Три урода и две девчонки, похожие как две капли воды… Сердце подпрыгнуло и сделало попытку вырваться из груди. Вот они, нашлись духовные связи, оборванные, но не исчезнувшие… Машутка и Дашутка. Как они выросли…
— А-а-а! Штырь!
Щелкнул спусковой крючок пистолета в руках худого как оглобля типа в кожаной куртке и кепке-восьмиуголке. Звук заставил меня сорваться в атаку. Удар, подсечка хвостом, добивающий когтями по горлу. Разворот, зубы смыкаются на толстой ляжке небритого качка. Культурист верещит, как укушенная за ягодицу продавщица гастронома. Громко и противно:
— А-а-а! Пусти меня, пусти!
Пущу я тебя, не беспокойся. На ленточки для бескозырок! Подбрасываю здоровенного мужика словно пушинку и добавляю кинетики в импульс. Разбив подъездное окно, качок вылетел на улицу. Глухой удар, перемежаемый хрустом. Металлический щелчок, звук передергиваемого затвора. На одних инстинктах ухожу в сторону. Выстрел. В сторону. Выстрел. Приглушенный свист. Тара с ацетиленом обзавелась дыркой, через которую стремительно выходит газ. Выстрел. Синий баллон с площадки качнулся и полетел вниз.
— Изыди! Сдохни! Сдохни!
Третий урод разряжает в меня восемь пуль. Две находят цель, остальные улетели в белый свет как в копеечку, по ходу пьесы зацепив газовые баллоны. Последнее, что я успеваю сделать, — это, выпустив неприкосновенный запас маны, накрыть дочек крыльями…
Взрыв…
Боль…
В этот раз тебе, Скайлс Сергеевич, так просто не выкарабкаться. Отбегался и отлетался, родимый. Холодное дыхание костлявой леди с косой ощущается уже физически, я чувствую, как жизнь капля по капле покидает меня. Взрывы, огонь, как банально. Почему так? Как там мои девочки, доченьки… Ни за что не прощу себе… Странно, почему ничего не горит? Это я так?
— Даша, кто это?
Левый глаз ничего не видит, выгорел или вытек… не знаю, зато правым различаю две испуганные перепачканные мордашки дочек. Спас, спасибо, Господи! Живые, хоть здесь успел.
— Ты глянь, Маха, настоящий дракон!
— Осторожно… мамочки, мамочки, — запричитала Маша. — Он нас спас… мамочки… Ой, он шевелится!

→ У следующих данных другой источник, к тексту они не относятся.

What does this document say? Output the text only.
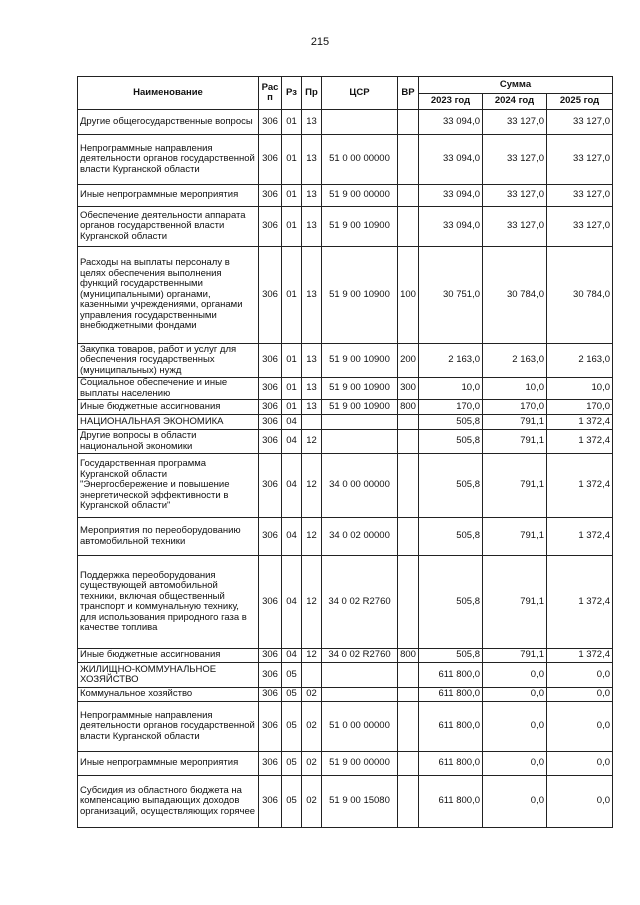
215
Наименование	Рас п	Рз	Пр	ЦСР	ВР	Сумма		
						2023 год	2024 год	2025 год
Другие общегосударственные вопросы	306	01	13			33 094,0	33 127,0	33 127,0
Непрограммные направления деятельности органов государственной власти Курганской области	306	01	13	51 0 00 00000		33 094,0	33 127,0	33 127,0
Иные непрограммные мероприятия	306	01	13	51 9 00 00000		33 094,0	33 127,0	33 127,0
Обеспечение деятельности аппарата органов государственной власти Курганской области	306	01	13	51 9 00 10900		33 094,0	33 127,0	33 127,0
Расходы на выплаты персоналу в целях обеспечения выполнения функций государственными (муниципальными) органами, казенными учреждениями, органами управления государственными внебюджетными фондами	306	01	13	51 9 00 10900	100	30 751,0	30 784,0	30 784,0
Закупка товаров, работ и услуг для обеспечения государственных (муниципальных) нужд	306	01	13	51 9 00 10900	200	2 163,0	2 163,0	2 163,0
Социальное обеспечение и иные выплаты населению	306	01	13	51 9 00 10900	300	10,0	10,0	10,0
Иные бюджетные ассигнования	306	01	13	51 9 00 10900	800	170,0	170,0	170,0
НАЦИОНАЛЬНАЯ ЭКОНОМИКА	306	04				505,8	791,1	1 372,4
Другие вопросы в области национальной экономики	306	04	12			505,8	791,1	1 372,4
Государственная программа Курганской области "Энергосбережение и повышение энергетической эффективности в Курганской области"	306	04	12	34 0 00 00000		505,8	791,1	1 372,4
Мероприятия по переоборудованию автомобильной техники	306	04	12	34 0 02 00000		505,8	791,1	1 372,4
Поддержка переоборудования существующей автомобильной техники, включая общественный транспорт и коммунальную технику, для использования природного газа в качестве топлива	306	04	12	34 0 02 R2760		505,8	791,1	1 372,4
Иные бюджетные ассигнования	306	04	12	34 0 02 R2760	800	505,8	791,1	1 372,4
ЖИЛИЩНО-КОММУНАЛЬНОЕ ХОЗЯЙСТВО	306	05				611 800,0	0,0	0,0
Коммунальное хозяйство	306	05	02			611 800,0	0,0	0,0
Непрограммные направления деятельности органов государственной власти Курганской области	306	05	02	51 0 00 00000		611 800,0	0,0	0,0
Иные непрограммные мероприятия	306	05	02	51 9 00 00000		611 800,0	0,0	0,0
Субсидия из областного бюджета на компенсацию выпадающих доходов организаций, осуществляющих горячее	306	05	02	51 9 00 15080		611 800,0	0,0	0,0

А-а-а!
— Заткнись! — Даша всегда была более хладнокровной и сейчас одним грозным словом привычно остановила истерику у сестры.
Когтем пишу на закопченной стене детские прозвища дочек: «Привет, Пипка и Кнопка!»
— Папа?! — сдвоенный возглас на весь город. Быстро они, не думал я, что они моментально догадаются. — Папа!
«Умирать не больно». И улыбающийся смайлик…
Умирать действительно не больно. Холодно.
Дежавю. Где-то я уже это видел. Мироздание обожает повторять удачные шутки. Я умер. Да, я умер, но я выжил! Зачем я опять выжил, спрашивается? А Маша и Даша? Что с ними? Осознав себя, я забился изо всех сил. Кокон, в котором я оказался, треснул, выпустив пленника наружу. Кувыркнувшись через голову, выкатываюсь из непонятного логова и шлепаюсь на горячий камень. Мама!